The COInr-Med database had 293,580 sequences, representing a 61.6% of reduction of the database size compared to COInr-WO-Insecta. Switching from the COInr-WO-Insecta to the COInr-Med database, the increasing resolution was the most frequent type of change (598, 828, 2321, 1397), followed by ASVs becoming unassigned (457, 329, 1372, 469), for VTAM, RDP, QIIME_SKLEARN and QIIME_BLAST, respectively (Fig. 4, Data S13).

Adding new barcodes from the local fauna to the reference database

Out of the 116 newly barcoded specimens, 96 were identified to a species, 17 to genus, one to family and two to class level. Among the barcodes, 52 sequences belonged to taxa (45 different species and 1 genus) not yet present in the COInr database, 61 were from taxa (one class, one family, five genera, 34 species) already present in COInr but different from already existing sequences due to intra-taxon variability, and 3 were identical to reference sequences of the same taxon.
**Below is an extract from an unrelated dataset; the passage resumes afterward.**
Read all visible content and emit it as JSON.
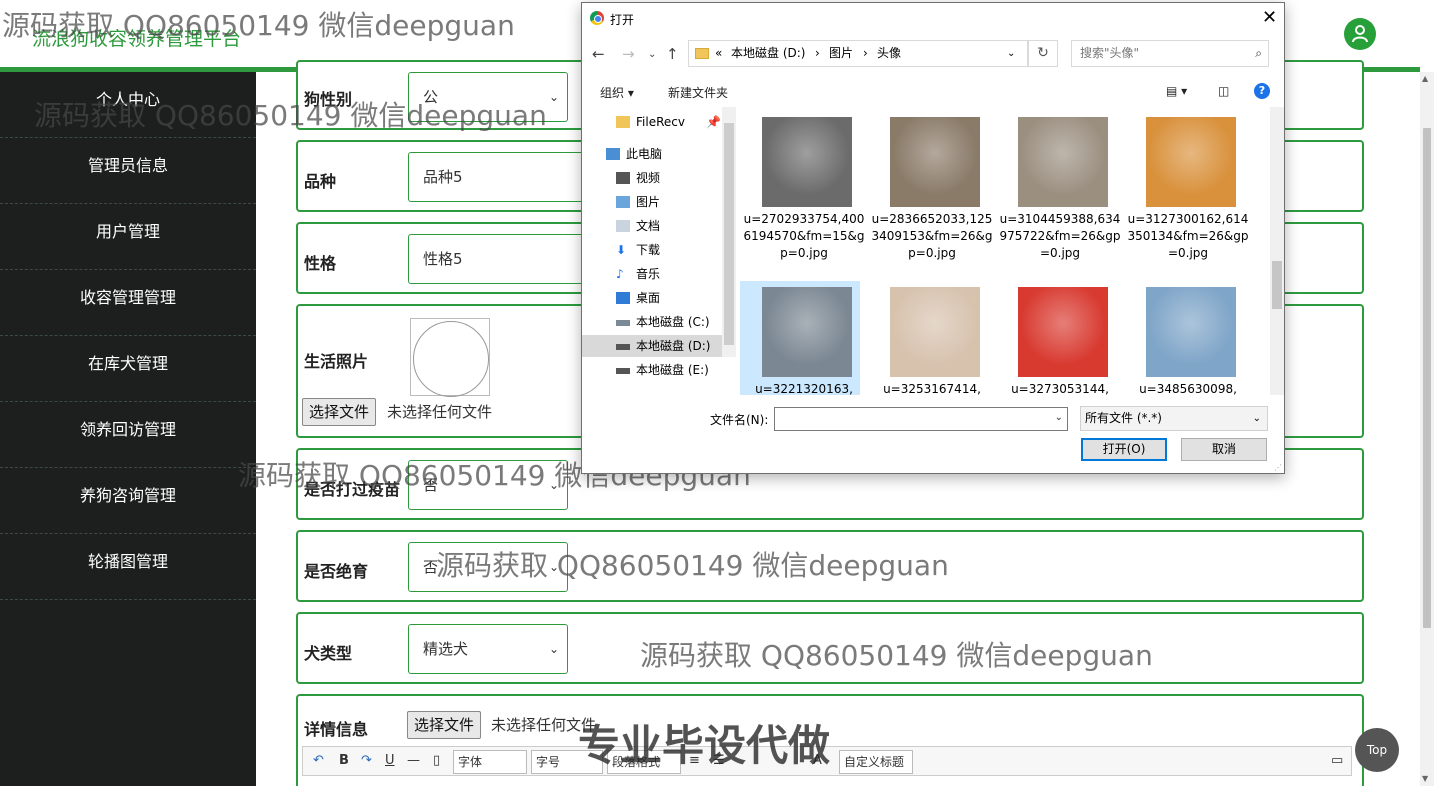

The 52 sequences from taxa new to COnr database are coming from six different phyla: Annelida (19), Arthropoda (9), Bryozoa (3), Echinodermata (2), Mollusca (18) and Platyhelminthes (1). The complete list of sequences, lineages and NCBI accessions can be found in Data S2.
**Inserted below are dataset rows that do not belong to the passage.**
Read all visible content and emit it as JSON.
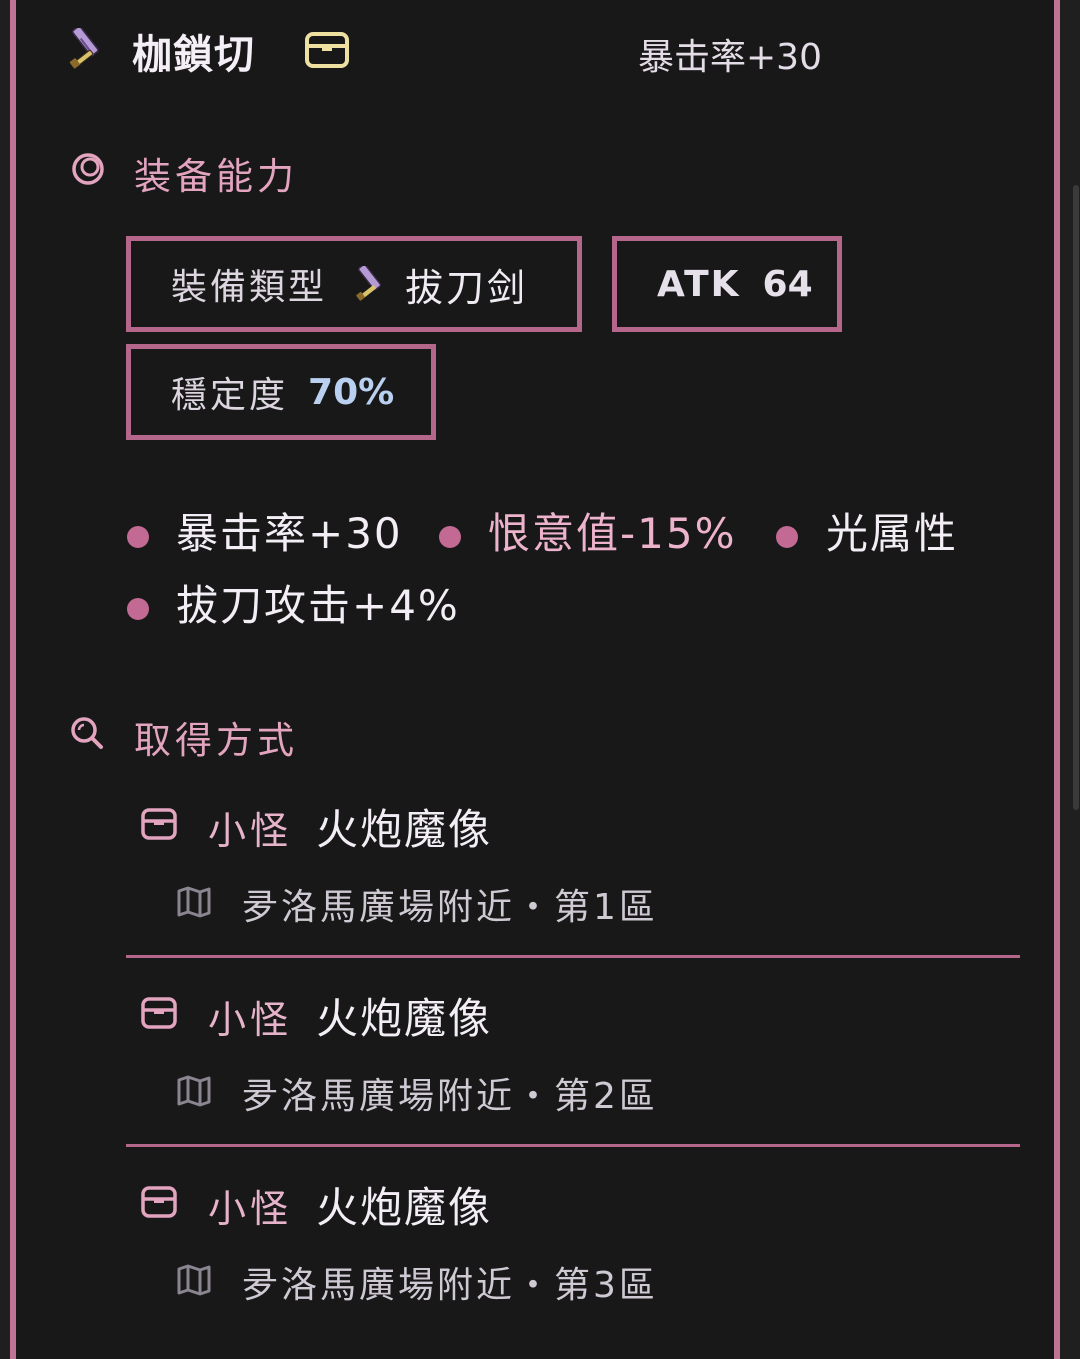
{
  "item": {
    "name": "枷鎖切",
    "top_stat": "暴击率+30"
  },
  "ability_section": {
    "title": "装备能力",
    "type_label": "裝備類型",
    "type_value": "拔刀剑",
    "atk_label": "ATK",
    "atk_value": "64",
    "stability_label": "穩定度",
    "stability_value": "70%",
    "attributes": [
      "暴击率+30",
      "恨意值-15%",
      "光属性",
      "拔刀攻击+4%"
    ]
  },
  "source_section": {
    "title": "取得方式",
    "sources": [
      {
        "kind": "小怪",
        "name": "火炮魔像",
        "location": "夛洛馬廣場附近・第1區"
      },
      {
        "kind": "小怪",
        "name": "火炮魔像",
        "location": "夛洛馬廣場附近・第2區"
      },
      {
        "kind": "小怪",
        "name": "火炮魔像",
        "location": "夛洛馬廣場附近・第3區"
      }
    ]
  },
  "colors": {
    "accent": "#c07395",
    "section_title": "#e3a4bf",
    "highlight": "#eeb3cc",
    "stability_blue": "#b9d0f0",
    "background": "#181818"
  },
  "icons": [
    "sword-icon",
    "chest-icon",
    "swirl-icon",
    "search-icon",
    "map-icon"
  ]
}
When adding 116 local barcoding sequences (COInr-Med+) to the COInr-Med database (Fig. 4C, Fig. S2) the assignment of few sequences changed but the increase of resolution clearly outnumbered the ASVs with decreased resolution (Fig. 4). The total number of assignments that changed resolution was 48, 97, 76 and 107 for VTAM, RDP, QIIME_SKLEARN and QIIME_BLAST, respectively (Fig. 4, Data S13). This represents 0.7−1.4% of the ASVs, while the 116 new barcodes make up to only 0.04% of the COInr-Med database. As expected, most changes corresponded to increased resolution, meaning these ASVs resembled more to a new barcode than sequences in the COInr-Med database. However, 6, 24, 16 and 26 sequences (for VTAM, RDP, QIIME_SKLEARN, respectively) had decreased resolution which is likely the result of the presence of mislabeled sequences in the database.